Macedonia conservatives claim double victory

SKOPJE, Macedonia (AP) — Macedonia's ruling conservatives claimed a landslide victory late Sunday in parliamentary and presidential elections, but the center-left opposition denounced what it called distorting interference in the democratic process by the ruling party and said it won't recognize the results.

With 53 percent of the votes in the parliamentary election counted, the conservatives, in power since 2006, lead with 42.31 percent, while the Social Democrat-led leftist has 22.86 percent, according to the State Election Commission web site.

"The country is in safe hands. Nikola Gruevski remains the prime minister. Gjorge Ivanov remains the president. This is a victory for VMRO and the coalition 'For a better Macedonia,'" Vlatko Gjorcev, a senior official of the ruling conservative VMRO-DPMNE party told a throng of cheering supporters at the party's headquarters late on Sunday.

The ethnic Albanian Democratic Union for Integrations, or DUI, the conservatives' partner in the outgoing government, is credited with 16.40 percent, while their main rival, the Democratic Party of Albanians, has 7.12 percent.

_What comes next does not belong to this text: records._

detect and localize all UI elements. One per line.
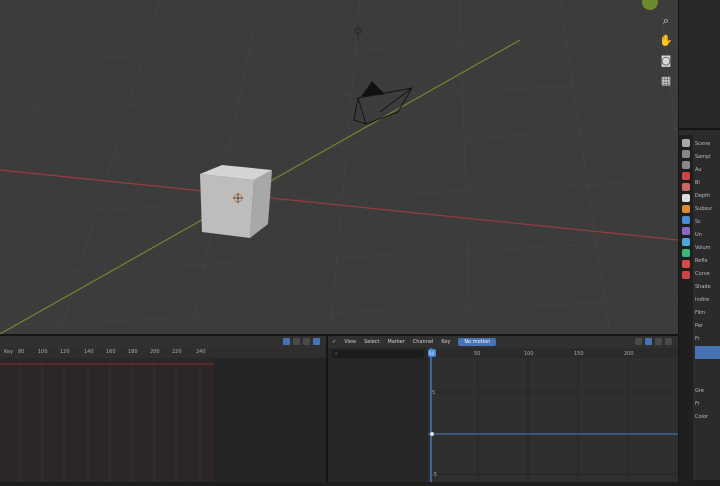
graph-tick: 50 — [474, 351, 480, 357]
menu-dots-icon[interactable] — [665, 338, 672, 345]
prop-row[interactable]: Subsur — [695, 203, 720, 216]
prop-row[interactable]: Curve — [695, 268, 720, 281]
world-tab-icon[interactable] — [682, 183, 690, 191]
prop-row[interactable]: Color — [695, 411, 720, 424]
cube-object — [200, 165, 272, 238]
timeline-editor[interactable]: Key 80 100 120 140 160 180 200 220 240 — [0, 334, 328, 482]
snap-icon[interactable] — [313, 338, 320, 345]
timeline-empty-area — [214, 358, 326, 482]
ruler-tick: 100 — [38, 349, 48, 355]
warning-icon[interactable] — [293, 338, 300, 345]
tool-tab-icon[interactable] — [682, 139, 690, 147]
timeline-ruler[interactable]: Key 80 100 120 140 160 180 200 220 240 — [0, 348, 326, 358]
prop-row[interactable]: Un — [695, 229, 720, 242]
prop-row[interactable]: Fr — [695, 333, 720, 346]
ruler-tick: 120 — [60, 349, 70, 355]
y-label: -5 — [432, 472, 437, 478]
editor-type-icon[interactable]: ✓ — [332, 339, 336, 345]
modifier-tab-icon[interactable] — [682, 216, 690, 224]
prop-row[interactable]: Au — [695, 164, 720, 177]
graph-canvas: 50 100 150 200 50 5 -5 — [428, 348, 678, 482]
camera-icon[interactable]: ◙ — [659, 54, 673, 68]
prop-row[interactable]: Film — [695, 307, 720, 320]
material-tab-icon[interactable] — [682, 260, 690, 268]
channel-search-field[interactable]: ⌕ — [332, 350, 424, 358]
proportional-icon[interactable] — [645, 338, 652, 345]
menu-view[interactable]: View — [344, 339, 356, 345]
prop-row[interactable]: Volum — [695, 242, 720, 255]
ruler-tick: 200 — [150, 349, 160, 355]
timeline-header — [0, 336, 326, 348]
keyframe-point — [430, 432, 434, 436]
prop-row[interactable]: Depth — [695, 190, 720, 203]
viewport-nav-controls: ⌕ ✋ ◙ ▦ — [658, 14, 674, 88]
menu-marker[interactable]: Marker — [388, 339, 405, 345]
prop-row[interactable] — [695, 372, 720, 385]
properties-list: Scene Sampl Au Bl Depth Subsur Sc Un Vol… — [695, 138, 720, 424]
viewport-scene — [0, 0, 678, 334]
timeline-track-area[interactable] — [0, 358, 214, 482]
channel-list[interactable]: ⌕ — [328, 348, 428, 482]
object-tab-icon[interactable] — [682, 205, 690, 213]
scene-tab-icon[interactable] — [682, 172, 690, 180]
prop-row[interactable]: Bl — [695, 177, 720, 190]
funnel-icon[interactable] — [303, 338, 310, 345]
prop-row[interactable]: Scene — [695, 138, 720, 151]
camera-object — [353, 81, 413, 125]
graph-editor[interactable]: ✓ View Select Marker Channel Key No moti… — [328, 334, 678, 482]
texture-tab-icon[interactable] — [682, 271, 690, 279]
ruler-tick: 240 — [196, 349, 206, 355]
prop-row[interactable]: Indire — [695, 294, 720, 307]
prop-row[interactable]: Sc — [695, 216, 720, 229]
output-tab-icon[interactable] — [682, 161, 690, 169]
graph-area[interactable]: 50 100 150 200 50 5 -5 — [428, 348, 678, 482]
prop-row-selected[interactable] — [695, 346, 720, 359]
menu-key[interactable]: Key — [441, 339, 450, 345]
menu-select[interactable]: Select — [364, 339, 379, 345]
graph-tick: 150 — [574, 351, 584, 357]
playhead-frame: 50 — [429, 351, 435, 356]
outliner[interactable] — [679, 0, 720, 130]
prop-row[interactable] — [695, 359, 720, 372]
graph-editor-header: ✓ View Select Marker Channel Key No moti… — [328, 336, 678, 348]
filter-icon[interactable] — [283, 338, 290, 345]
ruler-tick: 220 — [172, 349, 182, 355]
constraints-tab-icon[interactable] — [682, 249, 690, 257]
hand-icon[interactable]: ✋ — [659, 34, 673, 48]
light-object — [354, 24, 362, 40]
pivot-icon[interactable] — [635, 338, 642, 345]
properties-tabs — [679, 135, 693, 484]
prop-row[interactable]: Gre — [695, 385, 720, 398]
ruler-tick: 180 — [128, 349, 138, 355]
menu-channel[interactable]: Channel — [413, 339, 434, 345]
prop-row[interactable]: Refle — [695, 255, 720, 268]
timeline-gridlines — [0, 358, 214, 482]
physics-tab-icon[interactable] — [682, 238, 690, 246]
right-panel: Scene Sampl Au Bl Depth Subsur Sc Un Vol… — [678, 0, 720, 484]
navigation-gizmo — [642, 0, 658, 10]
prop-row[interactable]: Sampl — [695, 151, 720, 164]
no-motion-button[interactable]: No motion — [458, 338, 497, 346]
x-axis-line — [0, 169, 678, 241]
prop-row[interactable]: Fr — [695, 398, 720, 411]
particles-tab-icon[interactable] — [682, 227, 690, 235]
3d-viewport[interactable]: ⌕ ✋ ◙ ▦ — [0, 0, 678, 334]
zoom-icon[interactable]: ⌕ — [659, 14, 673, 28]
graph-tick: 100 — [524, 351, 534, 357]
prop-row[interactable]: Shade — [695, 281, 720, 294]
ruler-tick: 160 — [106, 349, 116, 355]
ruler-label: Key — [4, 349, 14, 355]
y-label: 5 — [432, 390, 435, 396]
collection-tab-icon[interactable] — [682, 194, 690, 202]
prop-row[interactable]: Per — [695, 320, 720, 333]
ruler-tick: 140 — [84, 349, 94, 355]
render-tab-icon[interactable] — [682, 150, 690, 158]
overlay-icon[interactable] — [655, 338, 662, 345]
ruler-tick: 80 — [18, 349, 25, 355]
graph-tick: 200 — [624, 351, 634, 357]
grid-icon[interactable]: ▦ — [659, 74, 673, 88]
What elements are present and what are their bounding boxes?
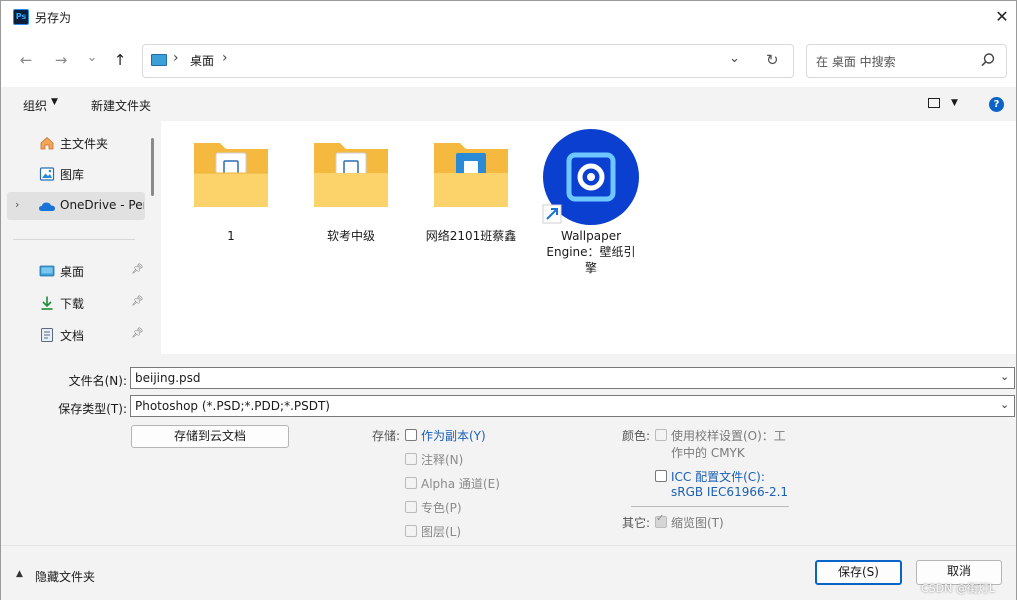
folder-item[interactable]: 1 [176, 131, 286, 244]
icc-profile-value: sRGB IEC61966-2.1 [671, 485, 789, 499]
hide-folders-button[interactable]: 隐藏文件夹 [35, 568, 95, 585]
sidebar-item-home[interactable]: 主文件夹 [7, 129, 147, 157]
home-icon [40, 136, 54, 150]
close-icon[interactable]: ✕ [991, 6, 1013, 28]
pin-icon: 📌︎ [131, 296, 144, 307]
refresh-icon[interactable]: ↻ [766, 51, 779, 69]
view-mode-icon[interactable] [928, 98, 940, 108]
sidebar-item-label: 文档 [60, 329, 85, 343]
thumbnail-label: 缩览图(T) [671, 516, 724, 530]
up-arrow-icon[interactable]: ↑ [109, 49, 131, 71]
color-options-label: 颜色: [622, 429, 651, 443]
folder-item[interactable]: 软考中级 [296, 131, 406, 244]
filename-input[interactable] [130, 367, 1015, 389]
sidebar-item-label: OneDrive - Per [60, 198, 144, 212]
pin-icon: 📌︎ [131, 264, 144, 275]
file-name: 网络2101班蔡鑫 [425, 229, 517, 243]
sidebar-item-label: 主文件夹 [60, 137, 109, 151]
as-copy-checkbox[interactable] [405, 429, 417, 441]
pin-icon: 📌︎ [131, 328, 144, 339]
file-name: 软考中级 [326, 229, 375, 243]
layers-label: 图层(L) [421, 525, 462, 539]
collapse-chevron-icon[interactable]: ▲ [16, 569, 23, 579]
file-name-line: 擎 [584, 261, 597, 275]
other-options-label: 其它: [622, 516, 651, 530]
forward-arrow-icon[interactable]: → [50, 49, 72, 71]
proof-setup-label: 使用校样设置(O)：工 [671, 429, 786, 443]
options-divider [631, 506, 789, 507]
sidebar-item-label: 图库 [60, 168, 85, 182]
back-arrow-icon[interactable]: ← [15, 49, 37, 71]
filetype-value[interactable]: Photoshop (*.PSD;*.PDD;*.PSDT) [135, 399, 330, 413]
folder-item[interactable]: 网络2101班蔡鑫 [416, 131, 526, 244]
sidebar-item-label: 桌面 [60, 265, 85, 279]
annotations-label: 注释(N) [421, 453, 464, 467]
window-title: 另存为 [35, 11, 72, 25]
new-folder-button[interactable]: 新建文件夹 [91, 97, 151, 114]
sidebar-divider [13, 239, 135, 240]
shortcut-item[interactable]: Wallpaper Engine：壁纸引 擎 [536, 127, 646, 276]
photoshop-app-icon: Ps [13, 9, 29, 25]
title-bar [1, 1, 1016, 33]
filename-label: 文件名(N): [68, 374, 127, 388]
folder-icon [434, 143, 508, 207]
sidebar-item-documents[interactable]: 文档 📌︎ [7, 321, 147, 349]
view-dropdown-icon[interactable]: ▼ [951, 98, 958, 108]
command-toolbar [1, 87, 1016, 121]
address-dropdown-icon[interactable]: ⌄ [729, 51, 740, 66]
sidebar-item-onedrive[interactable]: › OneDrive - Per [7, 192, 145, 220]
sidebar-item-downloads[interactable]: 下载 📌︎ [7, 289, 147, 317]
icc-profile-label[interactable]: ICC 配置文件(C): [671, 468, 765, 485]
filetype-label: 保存类型(T): [58, 402, 127, 416]
search-icon[interactable] [979, 51, 997, 69]
document-icon [41, 328, 53, 342]
annotations-checkbox [405, 453, 417, 465]
sidebar-item-label: 下载 [60, 297, 85, 311]
save-as-dialog: Ps 另存为 ✕ ← → ⌄ ↑ › 桌面 › ⌄ ↻ 在 桌面 中搜索 组织 … [0, 0, 1017, 600]
spot-colors-label: 专色(P) [421, 501, 462, 515]
sidebar-scrollbar[interactable] [151, 138, 154, 196]
folder-icon [194, 143, 268, 207]
as-copy-label[interactable]: 作为副本(Y) [421, 427, 486, 444]
alpha-channels-checkbox [405, 477, 417, 489]
onedrive-icon [39, 202, 55, 211]
save-options-label: 存储: [372, 429, 401, 443]
address-bar[interactable] [142, 44, 794, 78]
file-name-line: Wallpaper [560, 229, 622, 243]
proof-setup-label-line2: 作中的 CMYK [671, 446, 745, 460]
layers-checkbox [405, 525, 417, 537]
search-input[interactable]: 在 桌面 中搜索 [816, 53, 896, 70]
proof-setup-checkbox [655, 429, 667, 441]
expand-chevron-icon[interactable]: › [15, 198, 19, 211]
help-icon[interactable]: ? [989, 97, 1004, 112]
gallery-icon [39, 167, 55, 181]
file-name-line: Engine：壁纸引 [546, 245, 636, 259]
desktop-location-icon [151, 54, 167, 66]
watermark-text: CSDN @街灯L [921, 582, 995, 595]
desktop-icon [39, 265, 55, 277]
sidebar-item-gallery[interactable]: 图库 [7, 160, 147, 188]
filename-value[interactable]: beijing.psd [135, 371, 201, 385]
organize-button[interactable]: 组织 [23, 97, 47, 114]
folder-icon [314, 143, 388, 207]
save-to-cloud-button[interactable]: 存储到云文档 [131, 425, 289, 448]
alpha-channels-label: Alpha 通道(E) [421, 477, 500, 491]
breadcrumb-chevron-icon[interactable]: › [222, 50, 228, 66]
checkmark-icon: ✓ [656, 513, 665, 524]
organize-dropdown-icon[interactable]: ▼ [51, 97, 58, 107]
save-button[interactable]: 保存(S) [815, 560, 902, 585]
wallpaper-engine-icon [542, 129, 639, 225]
file-name: 1 [227, 229, 235, 243]
filename-dropdown-icon[interactable]: ⌄ [1000, 370, 1009, 383]
sidebar-item-desktop[interactable]: 桌面 📌︎ [7, 257, 147, 285]
recent-locations-chevron-icon[interactable]: ⌄ [81, 47, 103, 69]
breadcrumb-chevron-icon: › [173, 50, 179, 66]
icc-profile-checkbox[interactable] [655, 470, 667, 482]
filetype-dropdown-icon[interactable]: ⌄ [1000, 398, 1009, 411]
spot-colors-checkbox [405, 501, 417, 513]
breadcrumb-desktop[interactable]: 桌面 [190, 52, 214, 69]
download-icon [41, 296, 53, 310]
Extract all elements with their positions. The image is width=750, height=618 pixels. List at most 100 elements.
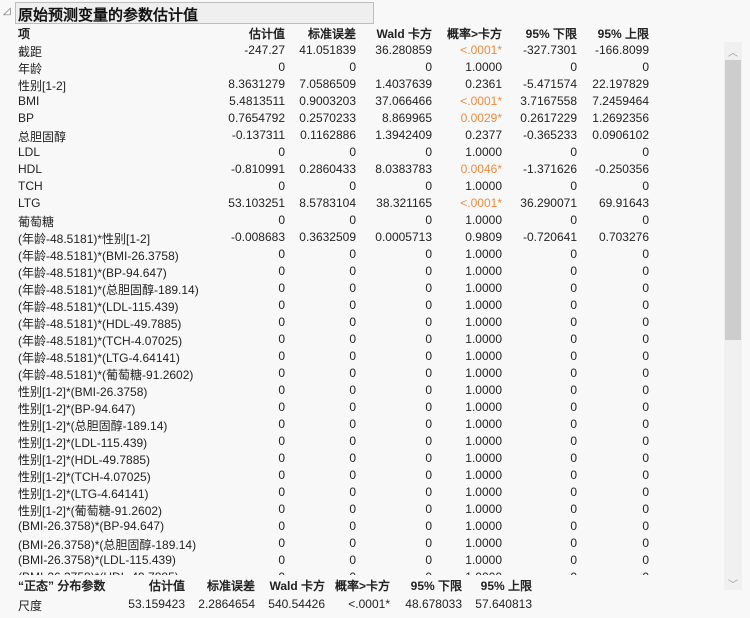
upper-95-cell: 0 (642, 417, 649, 431)
std-error-cell: 标准误差 (206, 579, 255, 593)
upper-95-cell: 7.2459464 (592, 94, 649, 108)
scroll-up-icon[interactable]: ︿ (725, 44, 741, 59)
table-row: (年龄-48.5181)*性别[1-2] -0.008683 0.3632509 0.… (0, 230, 720, 247)
table-row: LDL 0 0 0 1.0000 0 0 (0, 145, 720, 162)
lower-95-cell: 3.7167558 (520, 94, 577, 108)
lower-95-cell: -1.371626 (522, 162, 577, 176)
lower-95-cell: 36.290071 (520, 196, 577, 210)
table-row: (年龄-48.5181)*(葡萄糖-91.2602) 0 0 0 1.0000 0 0 (0, 366, 720, 383)
wald-chisq-cell: 8.869965 (381, 111, 432, 125)
upper-95-cell: 95% 上限 (597, 27, 649, 41)
prob-chisq-cell: 1.0000 (465, 247, 502, 261)
term-cell: (BMI-26.3758)*(LDL-115.439) (18, 553, 176, 567)
table-row: 性别[1-2]*(TCH-4.07025) 0 0 0 1.0000 0 0 (0, 468, 720, 485)
upper-95-cell: 0 (642, 247, 649, 261)
table-row: 性别[1-2]*(LDL-115.439) 0 0 0 1.0000 0 0 (0, 434, 720, 451)
table-row: 性别[1-2]*(BMI-26.3758) 0 0 0 1.0000 0 0 (0, 383, 720, 400)
std-error-cell: 0.1162886 (300, 128, 356, 142)
table-row: 性别[1-2]*(LTG-4.64141) 0 0 0 1.0000 0 0 (0, 485, 720, 502)
scroll-down-icon[interactable]: ﹀ (725, 576, 741, 591)
collapse-triangle-icon[interactable]: ◿ (3, 6, 11, 17)
table-row: 性别[1-2] 8.3631279 7.0586509 1.4037639 0.2361… (0, 77, 720, 94)
std-error-cell: 0 (349, 502, 356, 516)
prob-chisq-cell: <.0001* (460, 43, 502, 57)
table-row: (BMI-26.3758)*(HDL-49.7885) 0 0 0 1.0000 0 0 (0, 570, 720, 575)
std-error-cell: 0 (349, 536, 356, 550)
std-error-cell: 0 (349, 468, 356, 482)
upper-95-cell: 0 (642, 315, 649, 329)
std-error-cell: 0 (349, 298, 356, 312)
std-error-cell: 0 (349, 213, 356, 227)
prob-chisq-cell: 0.2377 (465, 128, 502, 142)
table-row: 性别[1-2]*(HDL-49.7885) 0 0 0 1.0000 0 0 (0, 451, 720, 468)
prob-chisq-cell: 1.0000 (465, 383, 502, 397)
std-error-cell: 0 (349, 519, 356, 533)
term-cell: 性别[1-2] (18, 79, 67, 93)
wald-chisq-cell: 0 (425, 451, 432, 465)
lower-95-cell: 0 (570, 247, 577, 261)
lower-95-cell: 0 (570, 179, 577, 193)
term-cell: HDL (18, 162, 43, 176)
prob-chisq-cell: 0.0046* (460, 162, 502, 176)
term-cell: 总胆固醇 (18, 130, 67, 144)
wald-chisq-cell: 0 (425, 213, 432, 227)
table-row: (年龄-48.5181)*(HDL-49.7885) 0 0 0 1.0000 0 0 (0, 315, 720, 332)
lower-95-cell: 0 (570, 213, 577, 227)
prob-chisq-cell: 1.0000 (465, 553, 502, 567)
prob-chisq-cell: 0.0029* (460, 111, 502, 125)
wald-chisq-cell: Wald 卡方 (376, 27, 432, 41)
dist-header: “正态” 分布参数 估计值 标准误差 Wald 卡方 概率>卡方 95% 下限 95% 上限 (0, 577, 720, 594)
upper-95-cell: 0 (642, 281, 649, 295)
table-row: BP 0.7654792 0.2570233 8.869965 0.0029* 0.261… (0, 111, 720, 128)
wald-chisq-cell: 0 (425, 519, 432, 533)
table-row: (BMI-26.3758)*(LDL-115.439) 0 0 0 1.0000 0 0 (0, 553, 720, 570)
table-row: (BMI-26.3758)*(BP-94.647) 0 0 0 1.0000 0 0 (0, 519, 720, 536)
estimate-cell: 0 (278, 400, 285, 414)
std-error-cell: 0 (349, 179, 356, 193)
upper-95-cell: -166.8099 (594, 43, 649, 57)
table-row: (年龄-48.5181)*(BMI-26.3758) 0 0 0 1.0000 0 0 (0, 247, 720, 264)
upper-95-cell: 0 (642, 366, 649, 380)
estimate-cell: 0 (278, 332, 285, 346)
term-cell: (年龄-48.5181)*(BMI-26.3758) (18, 249, 179, 263)
term-cell: 性别[1-2]*(LDL-115.439) (18, 436, 148, 450)
table-row: (BMI-26.3758)*(总胆固醇-189.14) 0 0 0 1.0000 0 0 (0, 536, 720, 553)
std-error-cell: 0 (349, 400, 356, 414)
term-cell: 性别[1-2]*(HDL-49.7885) (18, 453, 151, 467)
estimate-cell: 0 (278, 281, 285, 295)
scrollbar-thumb[interactable] (725, 60, 741, 340)
std-error-cell: 0 (349, 366, 356, 380)
wald-chisq-cell: 1.4037639 (375, 77, 432, 91)
prob-chisq-cell: 1.0000 (465, 179, 502, 193)
prob-chisq-cell: 1.0000 (465, 451, 502, 465)
lower-95-cell: 0 (570, 264, 577, 278)
upper-95-cell: 0 (642, 451, 649, 465)
table-row: 葡萄糖 0 0 0 1.0000 0 0 (0, 213, 720, 230)
estimate-cell: 估计值 (148, 579, 185, 593)
std-error-cell: 7.0586509 (299, 77, 356, 91)
lower-95-cell: 95% 下限 (525, 27, 577, 41)
prob-chisq-cell: 1.0000 (465, 213, 502, 227)
term-cell: (年龄-48.5181)*(LDL-115.439) (18, 300, 179, 314)
upper-95-cell: 0.0906102 (592, 128, 649, 142)
term-cell: 葡萄糖 (18, 215, 55, 229)
prob-chisq-cell: 1.0000 (465, 145, 502, 159)
upper-95-cell: 0 (642, 553, 649, 567)
lower-95-cell: 0 (570, 570, 577, 575)
prob-chisq-cell: 0.2361 (465, 77, 502, 91)
term-cell: (BMI-26.3758)*(总胆固醇-189.14) (18, 538, 197, 552)
upper-95-cell: 22.197829 (592, 77, 649, 91)
wald-chisq-cell: 0 (425, 366, 432, 380)
std-error-cell: 0 (349, 281, 356, 295)
table-row: 年龄 0 0 0 1.0000 0 0 (0, 60, 720, 77)
term-cell: TCH (18, 179, 43, 193)
upper-95-cell: 0 (642, 213, 649, 227)
term-cell: (年龄-48.5181)*(TCH-4.07025) (18, 334, 183, 348)
estimate-cell: -0.137311 (231, 128, 285, 142)
estimate-cell: 0 (278, 519, 285, 533)
upper-95-cell: 1.2692356 (592, 111, 649, 125)
upper-95-cell: 0 (642, 434, 649, 448)
wald-chisq-cell: 0 (425, 434, 432, 448)
prob-chisq-cell: 1.0000 (465, 485, 502, 499)
upper-95-cell: 0 (642, 519, 649, 533)
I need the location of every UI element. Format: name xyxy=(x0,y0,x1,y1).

Turnout was 60.93 percent.

In the election for the largely ceremonial office of the president, the conservative-backed incumbent, Gjorge Ivanov, lead with 56.88 percent while his Social-democrat rival Stevo Pendarovski had 38.60 percent, with 58 percent of the cast ballots counted. The turn-out for the presidential runoff is 50.60 percent, reflecting an abstention by the ethnic Albanians, who comprise about a quarter of Macedonia's population of 2.1 million.

Social Democrat leader Zoran Zaev claimed shortly after polls closed that Prime Minister Nikola Gruevski's conservative government had unfairly used state resources to influence the campaign for his own re-election and that of his political ally, Ivanov.

He has accused the ruling conservatives of "systematic abuse of the whole state system for their party interests, enormous pressure on civil servants, intimidation of the owners of (privately owned) companies and impudent misuse of the state broadcaster and most of the private media". He said civil servants were pressured to vote for the ruling conservatives or face losing their jobs.

"The government has once again usurped the democratic rights of citizens," Zaev said, calling for an "immediate establishment of (a) technical government that will conduct parliamentary and presidential elections."

It wasn't immediately clear what effect Zaev's statement would have.

Gruevski's ruling conservative VMRO-DPMNE immediately rejected the opposition claims, saying "Macedonia has had the most peaceful and democratic elections ever." Senior VMRO official Antonio Milososki accused the opposition of "manipulation" and "provoking incidents."

Nearly 1.8 million voters were eligible to cast ballots at more than 3,500 polling stations.

Gruevski is hoping for an outright majority for his party in the 123-member parliament.

There were indications the ethnic Albanian minority had, as in the first round, largely boycotted the presidential vote. Ethnic Albanians make up a quarter of Macedonia's 2.1 million people.